This is a project to collect and compare data from Twitter and WordPress.com. The hope is that this can help us better understand the differences between these two networks in terms of the type of content posted and the timing of its publication.
This code can connect to, parse, and save events from Twitter's public stream and the public WordPress.com Posts, Comments, and Likes streams.
These stream consumers are designed to be called from separate jobs via the command line. They are called this way to reduce the likelihood that the consumers of the different streams will conflict with each other. To start an individual stream consumer, one calls the python script code/consumer_functions.py
followed by the name of the stream it should save (options include tweets
, filtered_tweets
, or WordPress likes
, posts
, or comments
). So to save the likes stream, one would use the command:
python consumer_functions.py likes
The script code/run_all.sh
is provided to make it more convenient to collect all of the streams at once. To start all four of the consumers as separate background jobs one can call:
bash -i run_all.sh
Note: The Twitter-filtered stream is disabled by default. To run it with the others, one can uncomment it in code/run_all.sh
.
This script will save the pid's of the jobs to a code/consumers.pid
file. This makes it easier to find and stop them later. To make this a little easier, a shell script is also included that can stop all the jobs started by run_all.sh
. To use this script to stop all the jobs, call:
bash -i stop_consumers.sh
The script's behavior can be configured by editing the code/config.yaml
file. This allows one to adjust the format in which the events are saved, how often it saves and prints updates, the URLs for the WordPress.com streams, or the filtering options for the Twitter stream.
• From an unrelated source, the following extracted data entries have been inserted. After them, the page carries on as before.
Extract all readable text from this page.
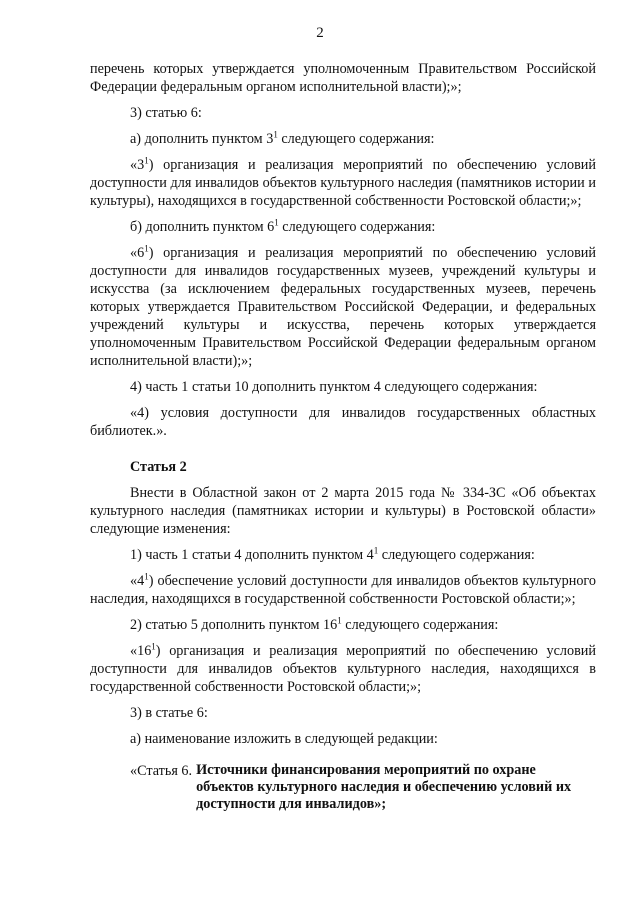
2

перечень которых утверждается уполномоченным Правительством Российской Федерации федеральным органом исполнительной власти);»;

3) статью 6:

а) дополнить пунктом $3^1$ следующего содержания:

«$3^1$) организация и реализация мероприятий по обеспечению условий доступности для инвалидов объектов культурного наследия (памятников истории и культуры), находящихся в государственной собственности Ростовской области;»;

б) дополнить пунктом $6^1$ следующего содержания:

«$6^1$) организация и реализация мероприятий по обеспечению условий доступности для инвалидов государственных музеев, учреждений культуры и искусства (за исключением федеральных государственных музеев, перечень которых утверждается Правительством Российской Федерации, и федеральных учреждений культуры и искусства, перечень которых утверждается уполномоченным Правительством Российской Федерации федеральным органом исполнительной власти);»;

4) часть 1 статьи 10 дополнить пунктом 4 следующего содержания:

«4) условия доступности для инвалидов государственных областных библиотек.».

Статья 2

Внести в Областной закон от 2 марта 2015 года № 334-ЗС «Об объектах культурного наследия (памятниках истории и культуры) в Ростовской области» следующие изменения:

1) часть 1 статьи 4 дополнить пунктом $4^1$ следующего содержания:

«$4^1$) обеспечение условий доступности для инвалидов объектов культурного наследия, находящихся в государственной собственности Ростовской области;»;

2) статью 5 дополнить пунктом $16^1$ следующего содержания:

«$16^1$) организация и реализация мероприятий по обеспечению условий доступности для инвалидов объектов культурного наследия, находящихся в государственной собственности Ростовской области;»;

3) в статье 6:

а) наименование изложить в следующей редакции:

«Статья 6. Источники финансирования мероприятий по охране объектов культурного наследия и обеспечению условий их доступности для инвалидов»;
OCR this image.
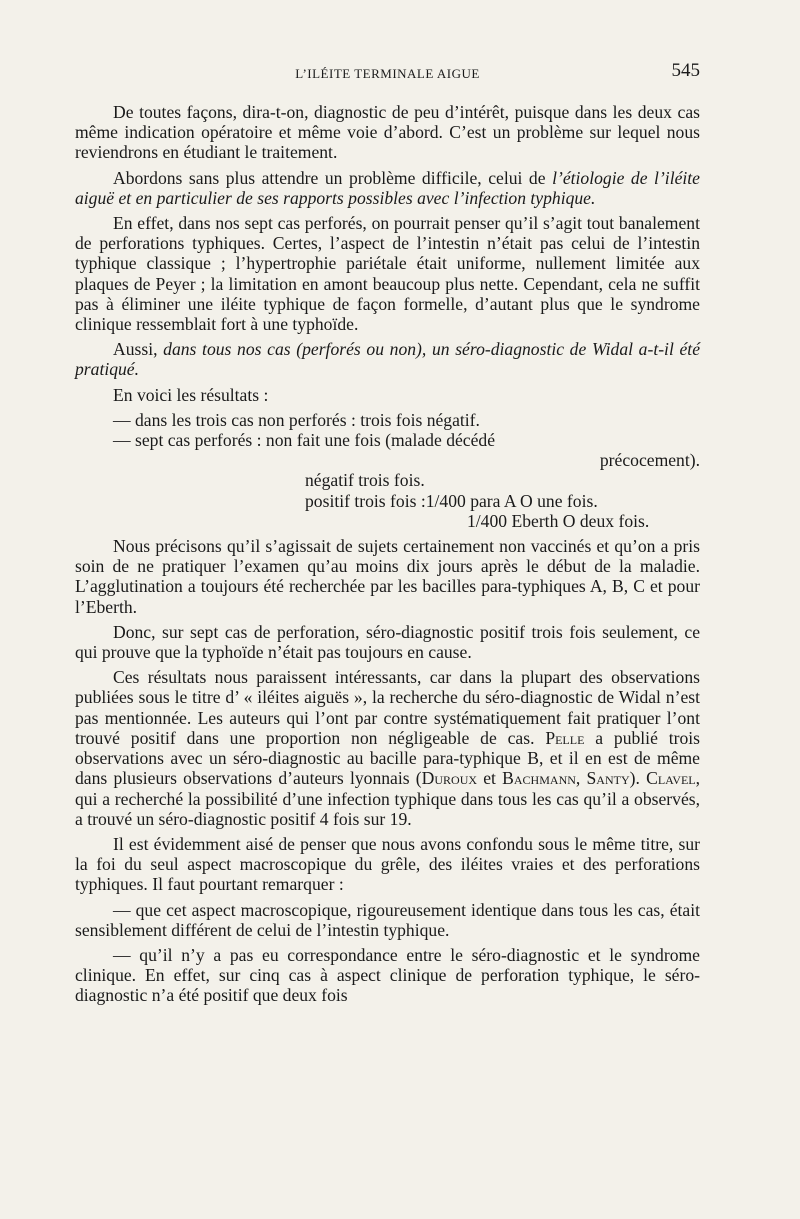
L’ILÉITE TERMINALE AIGUE	545

De toutes façons, dira-t-on, diagnostic de peu d’intérêt, puisque dans les deux cas même indication opératoire et même voie d’abord. C’est un problème sur lequel nous reviendrons en étudiant le traitement.

Abordons sans plus attendre un problème difficile, celui de l’étiologie de l’iléite aiguë et en particulier de ses rapports possibles avec l’infection typhique.

En effet, dans nos sept cas perforés, on pourrait penser qu’il s’agit tout banalement de perforations typhiques. Certes, l’aspect de l’intestin n’était pas celui de l’intestin typhique classique ; l’hypertrophie pariétale était uniforme, nullement limitée aux plaques de Peyer ; la limitation en amont beaucoup plus nette. Cependant, cela ne suffit pas à éliminer une iléite typhique de façon formelle, d’autant plus que le syndrome clinique ressemblait fort à une typhoïde.

Aussi, dans tous nos cas (perforés ou non), un séro-diagnostic de Widal a-t-il été pratiqué.

En voici les résultats :

— dans les trois cas non perforés : trois fois négatif.

— sept cas perforés : non fait une fois (malade décédé

précocement).

négatif trois fois.

positif trois fois : 1/400 para A O une fois.

1/400 Eberth O deux fois.

Nous précisons qu’il s’agissait de sujets certainement non vaccinés et qu’on a pris soin de ne pratiquer l’examen qu’au moins dix jours après le début de la maladie. L’agglutination a toujours été recherchée par les bacilles para-typhiques A, B, C et pour l’Eberth.

Donc, sur sept cas de perforation, séro-diagnostic positif trois fois seulement, ce qui prouve que la typhoïde n’était pas toujours en cause.

Ces résultats nous paraissent intéressants, car dans la plupart des observations publiées sous le titre d’ « iléites aiguës », la recherche du séro-diagnostic de Widal n’est pas mentionnée. Les auteurs qui l’ont par contre systématiquement fait pratiquer l’ont trouvé positif dans une proportion non négligeable de cas. Pelle a publié trois observations avec un séro-diagnostic au bacille para-typhique B, et il en est de même dans plusieurs observations d’auteurs lyonnais (Duroux et Bachmann, Santy). Clavel, qui a recherché la possibilité d’une infection typhique dans tous les cas qu’il a observés, a trouvé un séro-diagnostic positif 4 fois sur 19.

Il est évidemment aisé de penser que nous avons confondu sous le même titre, sur la foi du seul aspect macroscopique du grêle, des iléites vraies et des perforations typhiques. Il faut pourtant remarquer :

— que cet aspect macroscopique, rigoureusement identique dans tous les cas, était sensiblement différent de celui de l’intestin typhique.

— qu’il n’y a pas eu correspondance entre le séro-diagnostic et le syndrome clinique. En effet, sur cinq cas à aspect clinique de perforation typhique, le séro-diagnostic n’a été positif que deux fois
The WordPress.com streams that this code uses are public and can be received without authentication. The Twitter stream is also public, but requires authentication credentials by creating a Twitter App. This code requires those credentials to be set as the following environment variables:
- TWITTER_ACCESS_TOKEN
- TWITTER_ACCESS_SECRET
- TWITTER_CONSUMER_KEY
- TWITTER_CONSUMER_SECRET
This script relies on several python libraries. A list of the versions that I used in development are in the code/requirements.txt
file. This file is formated so that the packages can be installed in a virtual environment with the command:
pip install -r requirements.txt
The data is saved to the data/
folder as either a SQLite databases or a gzipped CSV files. One can specify which format the script should use in code/config.yaml
.